Before setting out on a journey, it is always a good idea to take a few steps to prepare yourself for the road ahead. There are many things to do to prepare yourself for a trip, but I’ll spare you the details - hopefully you at least know that comfortable shoes and an extra roll of TP in the backpack are a necessity.
It is always a good idea to grab your travel book of choice, but it doesn’t end there. I like to get all my reading done beforehand, and once I’m on the road I ideally will never have to crack this bad boy for anything but a quick phone number or address. If you’re reading your guide book everyday, you’re not watching the world around you – keep it to a minimum by giving the book a read and getting a checklist going - even if it’s just mental – of the destinations you’d like to see.
The most important things I like to take from a guidebook are the best methods of traveling within your immediate surroundings, and I always take note of the scams that each area specializes in.
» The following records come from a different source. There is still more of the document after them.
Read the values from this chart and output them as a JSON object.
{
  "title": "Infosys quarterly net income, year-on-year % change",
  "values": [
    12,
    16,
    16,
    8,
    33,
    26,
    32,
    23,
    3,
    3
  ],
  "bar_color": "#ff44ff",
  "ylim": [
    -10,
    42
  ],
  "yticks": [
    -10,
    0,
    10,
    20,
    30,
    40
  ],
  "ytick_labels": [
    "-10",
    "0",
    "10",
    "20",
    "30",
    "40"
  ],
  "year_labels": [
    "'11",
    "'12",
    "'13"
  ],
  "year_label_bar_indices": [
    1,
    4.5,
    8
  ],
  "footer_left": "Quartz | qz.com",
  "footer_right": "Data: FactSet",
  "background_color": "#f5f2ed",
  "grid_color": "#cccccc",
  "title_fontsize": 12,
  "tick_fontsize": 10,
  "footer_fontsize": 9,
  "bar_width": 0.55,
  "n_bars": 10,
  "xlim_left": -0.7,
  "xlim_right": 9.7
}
The scam industry is quite advanced in most of the third world, and each place you go will have its own unique method of relocating those green backs from your wallet to theirs. It won’t take long to develop a 6th sense for scammers, but even then it helps to have an idea of what to expect before running out into the jungle with little more than swiss army knife and a fanny pack.
Also, while we’re on the subject, fanny packs! As most of you probably know, fanny packs are not exactly the trendiest of items. That’s why I recommend going big and getting the brightest, most obnoxious fanny pack you can possibly find. Rock it on the side of your hip, rock it without a shirt on, or even rock it front and center in every photo op, but make sure you rock it with a sense of pride and grandeur that boldly tells the world you know how to travel like you mean business. Secretly give the head nod to all fellow fanny packers you pass. You’re in the club now.
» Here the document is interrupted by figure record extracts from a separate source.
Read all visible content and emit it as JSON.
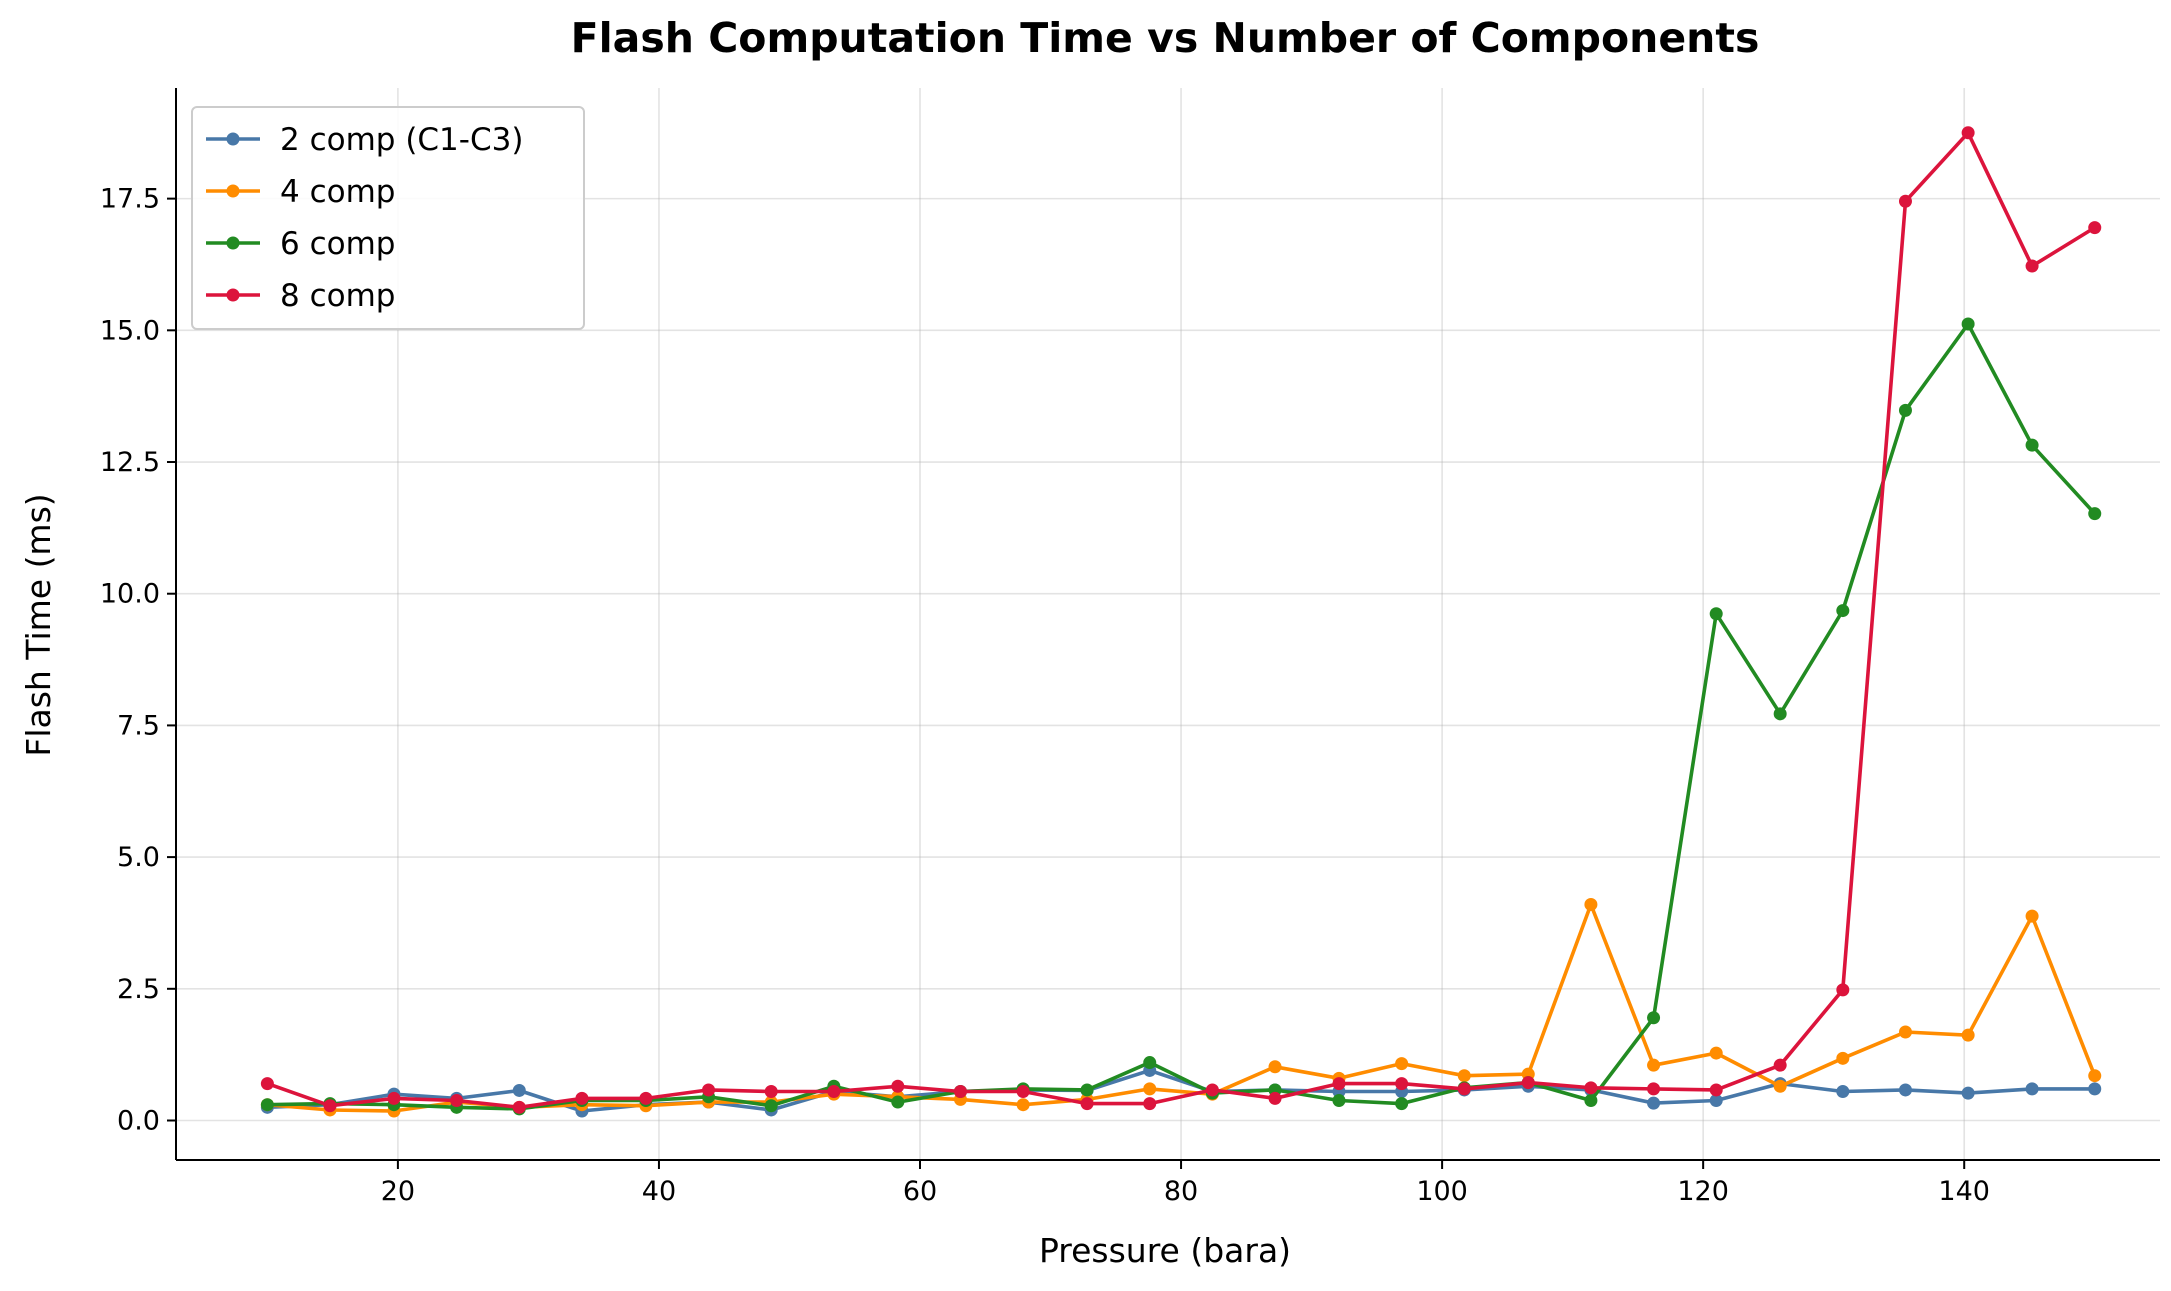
{
  "chart_data": {
    "type": "line",
    "title": "Flash Computation Time vs Number of Components",
    "xlabel": "Pressure (bara)",
    "ylabel": "Flash Time (ms)",
    "xlim": [
      3,
      155
    ],
    "ylim": [
      -0.75,
      19.6
    ],
    "xticks": [
      20,
      40,
      60,
      80,
      100,
      120,
      140
    ],
    "yticks": [
      0.0,
      2.5,
      5.0,
      7.5,
      10.0,
      12.5,
      15.0,
      17.5
    ],
    "grid": true,
    "legend_position": "top-left",
    "x": [
      10.0,
      14.8,
      19.7,
      24.5,
      29.3,
      34.1,
      39.0,
      43.8,
      48.6,
      53.4,
      58.3,
      63.1,
      67.9,
      72.8,
      77.6,
      82.4,
      87.2,
      92.1,
      96.9,
      101.7,
      106.6,
      111.4,
      116.2,
      121.0,
      125.9,
      130.7,
      135.5,
      140.3,
      145.2,
      150.0
    ],
    "series": [
      {
        "name": "2 comp (C1-C3)",
        "color": "#4878A8",
        "values": [
          0.25,
          0.3,
          0.5,
          0.42,
          0.57,
          0.18,
          0.3,
          0.35,
          0.2,
          0.55,
          0.45,
          0.55,
          0.58,
          0.57,
          0.95,
          0.55,
          0.58,
          0.55,
          0.55,
          0.58,
          0.65,
          0.58,
          0.33,
          0.38,
          0.7,
          0.55,
          0.58,
          0.52,
          0.6,
          0.6
        ]
      },
      {
        "name": "4 comp",
        "color": "#FF8C00",
        "values": [
          0.3,
          0.2,
          0.18,
          0.35,
          0.25,
          0.3,
          0.28,
          0.35,
          0.35,
          0.5,
          0.45,
          0.4,
          0.3,
          0.4,
          0.6,
          0.5,
          1.02,
          0.8,
          1.08,
          0.85,
          0.88,
          4.1,
          1.05,
          1.28,
          0.65,
          1.18,
          1.68,
          1.62,
          3.88,
          0.85
        ]
      },
      {
        "name": "6 comp",
        "color": "#228B22",
        "values": [
          0.3,
          0.32,
          0.3,
          0.25,
          0.22,
          0.38,
          0.38,
          0.45,
          0.28,
          0.65,
          0.35,
          0.55,
          0.6,
          0.58,
          1.1,
          0.52,
          0.58,
          0.38,
          0.32,
          0.62,
          0.72,
          0.38,
          1.95,
          9.62,
          7.72,
          9.68,
          13.48,
          15.12,
          12.82,
          11.52
        ]
      },
      {
        "name": "8 comp",
        "color": "#DC143C",
        "values": [
          0.7,
          0.28,
          0.42,
          0.38,
          0.25,
          0.42,
          0.42,
          0.58,
          0.55,
          0.55,
          0.65,
          0.55,
          0.55,
          0.32,
          0.32,
          0.58,
          0.42,
          0.7,
          0.7,
          0.6,
          0.72,
          0.62,
          0.6,
          0.58,
          1.05,
          2.48,
          17.45,
          18.75,
          16.22,
          16.95
        ]
      }
    ]
  }
}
But, you know, in all honesty, fanny packs are the best way to protect yourself against forgetfulness and getting pick pocketed. It’ll make your mom happy! What’s not to like?
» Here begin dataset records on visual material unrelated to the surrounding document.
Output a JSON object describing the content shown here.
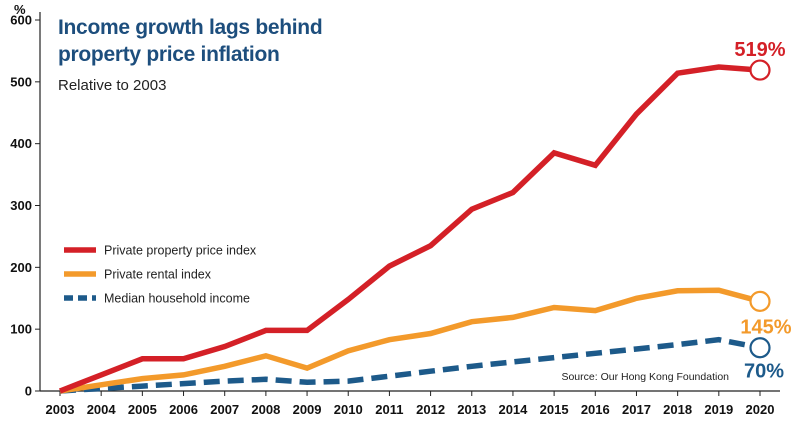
{
  "chart_data": {
    "type": "line",
    "title": "Income growth lags behind property price inflation",
    "subtitle": "Relative to 2003",
    "unit_label": "%",
    "source": "Source: Our Hong Kong Foundation",
    "x": [
      "2003",
      "2004",
      "2005",
      "2006",
      "2007",
      "2008",
      "2009",
      "2010",
      "2011",
      "2012",
      "2013",
      "2014",
      "2015",
      "2016",
      "2017",
      "2018",
      "2019",
      "2020"
    ],
    "ylim": [
      0,
      600
    ],
    "yticks": [
      0,
      100,
      200,
      300,
      400,
      500,
      600
    ],
    "grid": false,
    "legend_position": "left",
    "series": [
      {
        "name": "Private property price index",
        "color": "#d42027",
        "style": "solid",
        "values": [
          0,
          26,
          52,
          52,
          72,
          98,
          98,
          148,
          202,
          235,
          294,
          321,
          385,
          365,
          448,
          514,
          524,
          519
        ],
        "end_label": "519%"
      },
      {
        "name": "Private rental index",
        "color": "#f39a2b",
        "style": "solid",
        "values": [
          0,
          10,
          20,
          26,
          40,
          57,
          37,
          65,
          83,
          93,
          112,
          119,
          135,
          130,
          150,
          162,
          163,
          145
        ],
        "end_label": "145%"
      },
      {
        "name": "Median household income",
        "color": "#1d5a8a",
        "style": "dashed",
        "values": [
          0,
          4,
          8,
          12,
          16,
          19,
          14,
          16,
          24,
          32,
          40,
          47,
          54,
          61,
          68,
          75,
          83,
          70
        ],
        "end_label": "70%"
      }
    ]
  }
}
Most importantly, especially if you are going somewhere for any sort of extended period of time, brush up on the local lingo. Even simply learning hello and thank you will get you a long way in some places, even if you are butchering the pronunciation like a cranky 3 year old. In most places the natives will appreciate the attempt, so even if it makes you feel awkward just show them you’re trying. You’ll be surprised how easy it is once you get the ball rolling and make it your routine, and you might even find people take a special liking to you.
Once you’ve got this down, you should try asking one of the better English speakers you meet for a few more words or tips. Always a great way to make a new friend and learn a bit more. Offer to teach them some English in exchange – you can use little English lessons as currency if you play your cards right, everyone wants to learn it.
But seriously, most importantly do NOT forget the extra roll of TP.